Então, para falar da trama, os personagens protagonistas são amigos e através de uma confusão gerada em um saloon, Zachariah mata um homem, mesmo que fosse, em princípio, uma novidade para ele, que revelava-se um mero aspirante a pistoleiro, até aquele momento de sua vida. Ambos passam então a envolver-se em assaltos a bancos e outras ocorrências criminosas por conta das circunstâncias. 

O grupo de Rock, Country Joe and the Fish, caracterizado para atuar em "Zachariah"

A Gangue formada por ladrões de bancos com a qual associam-se, é simplesmente formada pelos componentes do grupo de Rock, "Country Joe and the Fish", uma das bandas mais loucas da cena psicodélica norte-americana, dos anos sessenta. Portanto, imagine o quão inusitado revela-se constatar-se a presença de tais músicos a simular serem bandidos no ambiente do velho oeste e a intercalar os seus assaltos com shows de Rock, ao usar carruagens como palco para tocar instrumentos elétricos e plugados em tomadas, em uma época em que simplesmente não existia energia elétrica. 
A James Gang, com o excelente guitarrista, Joe Walsh a usar uma guitarra Fender Telecaster, azul, e a colocar as moças do saloon para dançar, em cena de "Zachariah" 

Licença poética ou loucura extrema ? As duas alternativas anteriores, certamente. Outra participação Rocker, ocorre com a aparição da "James Gang", que também aparece, capitaneada pelo seu grande guitarrista, Joe Walsh. Uma banda seminal da cena Blues-Rock & Hard-rock na América do Norte, a James Gang estava em uma forma espetacular na ocasião.
Consta na história da produção deste filme, que o produtor do filme queria contratar o baterista do Cream, Ginger Baker, para protagonizar o personagem, Zachariah, ou seja, a caracterizar uma suprema loucura que o superb baterista recusou, ao abrir vaga para, John Rubinstein, que era um ator de ofício, pelo menos. 

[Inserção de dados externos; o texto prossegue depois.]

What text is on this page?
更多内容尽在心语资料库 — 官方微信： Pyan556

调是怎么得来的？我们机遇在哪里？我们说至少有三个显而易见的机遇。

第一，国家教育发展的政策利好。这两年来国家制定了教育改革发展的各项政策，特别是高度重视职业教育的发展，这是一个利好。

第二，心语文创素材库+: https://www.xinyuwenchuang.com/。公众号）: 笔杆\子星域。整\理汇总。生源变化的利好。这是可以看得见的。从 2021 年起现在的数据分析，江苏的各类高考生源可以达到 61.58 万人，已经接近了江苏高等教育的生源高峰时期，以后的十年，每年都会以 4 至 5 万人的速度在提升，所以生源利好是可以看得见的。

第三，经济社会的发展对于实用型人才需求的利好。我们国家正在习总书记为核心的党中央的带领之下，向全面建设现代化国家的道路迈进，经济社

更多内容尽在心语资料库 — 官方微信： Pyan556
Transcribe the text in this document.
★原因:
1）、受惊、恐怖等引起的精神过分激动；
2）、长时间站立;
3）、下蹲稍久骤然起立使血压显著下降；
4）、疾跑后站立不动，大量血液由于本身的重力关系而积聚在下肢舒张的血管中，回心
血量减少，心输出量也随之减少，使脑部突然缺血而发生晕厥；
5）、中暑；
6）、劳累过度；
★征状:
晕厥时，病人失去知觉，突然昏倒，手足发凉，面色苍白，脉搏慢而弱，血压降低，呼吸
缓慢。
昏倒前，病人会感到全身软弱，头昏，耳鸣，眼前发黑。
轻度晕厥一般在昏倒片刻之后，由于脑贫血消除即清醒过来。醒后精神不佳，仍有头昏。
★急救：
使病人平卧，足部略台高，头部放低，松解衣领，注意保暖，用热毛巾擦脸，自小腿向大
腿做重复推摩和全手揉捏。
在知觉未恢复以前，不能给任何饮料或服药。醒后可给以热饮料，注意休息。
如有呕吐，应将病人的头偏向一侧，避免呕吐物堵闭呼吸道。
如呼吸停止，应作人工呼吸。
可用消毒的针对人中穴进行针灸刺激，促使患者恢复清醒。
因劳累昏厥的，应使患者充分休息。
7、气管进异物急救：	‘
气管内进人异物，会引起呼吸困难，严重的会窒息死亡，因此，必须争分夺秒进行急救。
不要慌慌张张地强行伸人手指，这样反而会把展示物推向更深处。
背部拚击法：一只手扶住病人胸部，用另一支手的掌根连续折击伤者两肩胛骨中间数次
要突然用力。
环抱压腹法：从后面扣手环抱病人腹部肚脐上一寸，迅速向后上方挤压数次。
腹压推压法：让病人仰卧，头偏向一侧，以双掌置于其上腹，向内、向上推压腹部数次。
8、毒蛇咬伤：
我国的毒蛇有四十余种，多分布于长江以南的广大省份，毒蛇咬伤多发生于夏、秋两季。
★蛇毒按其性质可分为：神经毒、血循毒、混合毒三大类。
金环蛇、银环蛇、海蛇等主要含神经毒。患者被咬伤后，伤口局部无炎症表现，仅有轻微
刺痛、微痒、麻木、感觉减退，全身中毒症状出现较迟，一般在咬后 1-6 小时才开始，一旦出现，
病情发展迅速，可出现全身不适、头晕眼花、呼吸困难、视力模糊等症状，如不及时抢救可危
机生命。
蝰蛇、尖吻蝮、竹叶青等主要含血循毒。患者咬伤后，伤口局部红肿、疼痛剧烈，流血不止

Elvin Jones, baterista famoso na cena jazzística, atuou como um pistoleiro, mas também mostrou o seu talento como músico em um número de saloon, onde fez um solo de bateria, espetacular 

Outra participação musical muito interessante, foi a do baterista, Elvin Jones (que tocou com Charles Mingus, Miles Davis, John Coltrane e outros monstros desse quilate), e que se tratava de uma super fera do mundo do Jazz. Elvin Jones, aliás, faz um solo de bateria no filme, absolutamente espetacular e a sua atuação como ator, canastrice a parte, mostrou-se até suportável para um músico que não era ator (ele interpretou o personagem: "Job Caim", um pistoleiro implacável). "White Lightnin', é uma outra banda que comparece no filme. 

Em um dado momento, os amigos, Zachariah e Matthew, desentendem-se por causa de Belle Star (interpretada por Pat Quinn), uma linda mulher, e dona de um bordel.  
Está armado o clima para o supremo clichê do gênero: o duelo, com todos os planos e contra-planos que tem-se direito, ao focar em close-up nos dedos nos gatilhos entre os antagonistas, a respiração ofegante observada nos semblantes dos duelistas; olhares, suor a escorrer pelo rosto e blocos formados por feno, a voar em câmera lenta etc.  Ah... como é bom assistir um "Bang-Bang" na sessão coruja, ainda mais se contém uma dose enorme de loucura e Rock em seu bojo nada usual...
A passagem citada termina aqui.